Oil falls further as US crude stocks soar

Global oil prices fell further on Wednesday after US crude stockpiles surged by more than eight times the expected amount, suggesting weak demand in the world's biggest oil consuming nation.

The market was already in negative territory on profit-taking, having earlier rebounded on uncertainty following the death of Hugo Chavez, the president of major Latin American crude producer Venezuela.

In late afternoon deals, Brent North Sea crude for delivery in April dropped 64 cents to $110.97 per barrel.

New York's main contract, West Texas Intermediate (WTI) light sweet crude for April shed 72 cents to $90.10 a barrel.

Prices accelerated their losses after the US government's Department of Energy announced that American crude inventories soared by 3.8 million barrels in the week ending March 1.

That was far more than market expectations for a modest gain of 500,000 barrels, according to analysts polled by Dow Jones Newswires. Crude oil stocks currently stand at their highest weekly level since June 29, 2012.

The market was "already in a falling trend this afternoon and this is an excuse to sell off further", said SEB commodities analyst Bjarne Schieldrop.

Venezuela was plunged into uncertainty meanwhile as 58-year-old Chavez -- who had dominated the oil-rich country for 14 years -- died after a long struggle with cancer.

"Chavez's death has opened up some geopolitical risk with uncertain transition to new ruler," added Schieldrop.
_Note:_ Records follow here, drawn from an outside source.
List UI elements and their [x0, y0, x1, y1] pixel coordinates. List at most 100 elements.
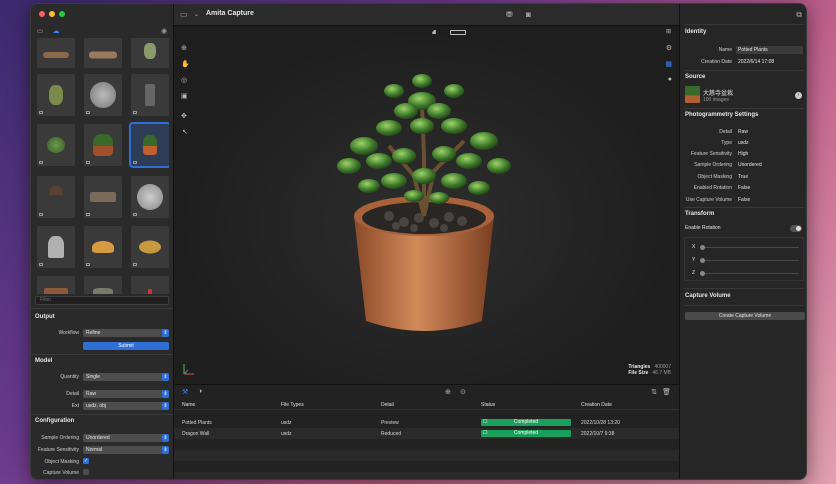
- trash-icon[interactable]: 🗑: [662, 388, 671, 396]
- camera-icon[interactable]: ◙: [526, 10, 531, 19]
- x-slider-track[interactable]: [700, 247, 799, 248]
- capture-thumbnail[interactable]: [131, 176, 169, 218]
- capture-volume-checkbox[interactable]: [83, 469, 89, 475]
- add-icon[interactable]: ⊕: [445, 388, 451, 396]
- column-header[interactable]: Detail: [381, 402, 394, 408]
- table-row[interactable]: Potted Plants usdz Preview ☐ Completed 20…: [174, 417, 679, 428]
- source-info-icon[interactable]: ›: [795, 92, 802, 99]
- panel-toggle-icon[interactable]: ⊞: [666, 28, 671, 35]
- chevron-updown-icon: ⇕: [162, 329, 169, 337]
- z-axis-label: Z: [692, 270, 696, 276]
- folder-icon[interactable]: ▭: [35, 28, 45, 36]
- z-slider-track[interactable]: [700, 273, 799, 274]
- close-window-button[interactable]: [39, 11, 45, 17]
- pointer-icon[interactable]: ↖: [182, 128, 188, 136]
- capture-volume-label: Capture Volume: [43, 470, 79, 476]
- capture-thumbnail[interactable]: [84, 74, 122, 116]
- window-controls: [39, 11, 65, 17]
- feature-sensitivity-select[interactable]: Normal ⇕: [83, 446, 169, 454]
- z-slider-knob[interactable]: [700, 271, 705, 276]
- column-header[interactable]: Name: [182, 402, 195, 408]
- options-icon[interactable]: ⊙: [460, 388, 466, 396]
- capture-thumbnail[interactable]: [84, 38, 122, 68]
- orbit-icon[interactable]: ◎: [181, 76, 187, 84]
- capture-thumbnail[interactable]: [84, 226, 122, 268]
- object-masking-checkbox[interactable]: ✓: [83, 458, 89, 464]
- capture-thumbnail[interactable]: [131, 226, 169, 268]
- divider: [684, 288, 804, 289]
- workflow-select[interactable]: Refine ⇕: [83, 329, 169, 337]
- submit-button[interactable]: Submit: [83, 342, 169, 350]
- sample-ordering-select[interactable]: Unordered ⇕: [83, 434, 169, 442]
- thumbnail-image: [43, 52, 69, 59]
- capture-thumbnail[interactable]: [84, 276, 122, 294]
- minimize-window-button[interactable]: [49, 11, 55, 17]
- cell-file-type: usdz: [281, 431, 292, 437]
- capture-thumbnail-selected[interactable]: [129, 122, 169, 168]
- x-slider-knob[interactable]: [700, 245, 705, 250]
- capture-thumbnail[interactable]: [37, 74, 75, 116]
- sidebar-toggle-icon[interactable]: ▭: [180, 10, 188, 19]
- status-badge: ☐ Completed: [481, 430, 571, 437]
- quantity-value: Single: [86, 374, 100, 380]
- camera-view-icon[interactable]: ⛘: [432, 29, 436, 37]
- 3d-viewport[interactable]: ⛘ ⊞ ⊕ ✋ ◎ ▣ ✥ ↖ ⚙ ▦ ● Triangles 400007 F…: [174, 26, 679, 384]
- zoom-icon[interactable]: ⊕: [181, 44, 187, 52]
- thumbnail-image: [90, 82, 116, 108]
- column-header[interactable]: Status: [481, 402, 495, 408]
- capture-icon[interactable]: ⛃: [506, 10, 513, 19]
- sphere-icon[interactable]: ●: [668, 76, 672, 83]
- capture-thumbnail[interactable]: [37, 226, 75, 268]
- filter-input[interactable]: Filter: [35, 296, 169, 305]
- frame-icon[interactable]: ▣: [181, 92, 188, 100]
- y-slider-knob[interactable]: [700, 258, 705, 263]
- detail-value: Raw: [86, 391, 97, 397]
- ext-select[interactable]: usdz, obj ⇕: [83, 402, 169, 410]
- enable-rotation-toggle[interactable]: [790, 225, 802, 232]
- y-slider-track[interactable]: [700, 260, 799, 261]
- chevron-down-icon[interactable]: ⌄: [194, 11, 199, 18]
- table-row[interactable]: Dragon Wall usdz Reduced ☐ Completed 2022…: [174, 428, 679, 439]
- hand-pan-icon[interactable]: ✋: [181, 60, 190, 68]
- thumbnail-image: [148, 288, 152, 294]
- thumbnail-type-icon: [39, 161, 43, 164]
- capture-thumbnail[interactable]: [37, 176, 75, 218]
- settings-icon[interactable]: ⚙: [666, 44, 672, 52]
- table-row-empty: [174, 472, 679, 479]
- grid-view-icon[interactable]: ▦: [665, 60, 672, 68]
- setting-value: False: [738, 197, 751, 203]
- create-capture-volume-button[interactable]: Create Capture Volume: [685, 312, 805, 320]
- history-tab-icon[interactable]: ◑: [198, 388, 202, 395]
- capture-thumbnail[interactable]: [131, 74, 169, 116]
- detail-select[interactable]: Raw ⇕: [83, 390, 169, 398]
- thumbnail-type-icon: [86, 213, 90, 216]
- cloud-icon[interactable]: ☁: [51, 28, 61, 36]
- capture-thumbnail[interactable]: [37, 38, 75, 68]
- capture-thumbnail[interactable]: [37, 276, 75, 294]
- axis-gizmo-icon: [183, 364, 194, 375]
- table-header: Name File Types Detail Status Creation D…: [174, 399, 679, 410]
- aspect-ratio-icon[interactable]: [450, 30, 466, 35]
- thumbnail-image: [144, 43, 156, 60]
- column-header[interactable]: Creation Date: [581, 402, 612, 408]
- capture-thumbnail[interactable]: [84, 124, 122, 166]
- move-icon[interactable]: ✥: [181, 112, 187, 120]
- creation-date-value: 2022/6/14 17:08: [738, 59, 775, 65]
- sort-icon[interactable]: ⇅: [651, 388, 657, 396]
- inspector-toggle-icon[interactable]: ⧉: [796, 10, 802, 20]
- thumbnail-image: [89, 51, 117, 59]
- divider: [31, 414, 173, 415]
- jobs-tab-icon[interactable]: ⚒: [182, 388, 188, 396]
- zoom-window-button[interactable]: [59, 11, 65, 17]
- capture-thumbnail[interactable]: [37, 124, 75, 166]
- thumbnail-image: [139, 240, 161, 254]
- capture-thumbnail[interactable]: [131, 38, 169, 68]
- column-header[interactable]: File Types: [281, 402, 304, 408]
- capture-thumbnail[interactable]: [131, 276, 169, 294]
- eye-icon[interactable]: ◉: [159, 28, 169, 36]
- name-label: Name: [718, 47, 732, 53]
- name-field[interactable]: Potted Plants: [736, 46, 803, 54]
- quantity-select[interactable]: Single ⇕: [83, 373, 169, 381]
- capture-thumbnail[interactable]: [84, 176, 122, 218]
- thumbnail-type-icon: [133, 111, 137, 114]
"However, he has been sick for a while so (this was) probably highly priced-in already.

"Crude prices (were) losing altitude already after yesterday's rise," he added.

Venezuela has the world's largest proven oil reserves, according to the Organization of the Petroleum Exporting Countries (OPEC).

The government says Venezuela produces three million barrels of oil per day, although OPEC says the figure is 2.3 million. Oil production accounts for 90 percent of the country's hard-currency revenue.

"We do not expect to see any drastic changes in Venezuela’s oil operations, especially following recent corporate news from the state oil company PDVSA that Venezuela's oil industry is operating normally and no disruption is expected following the death of President Hugo Chavez," noted Sucden analyst Myrto Sokou.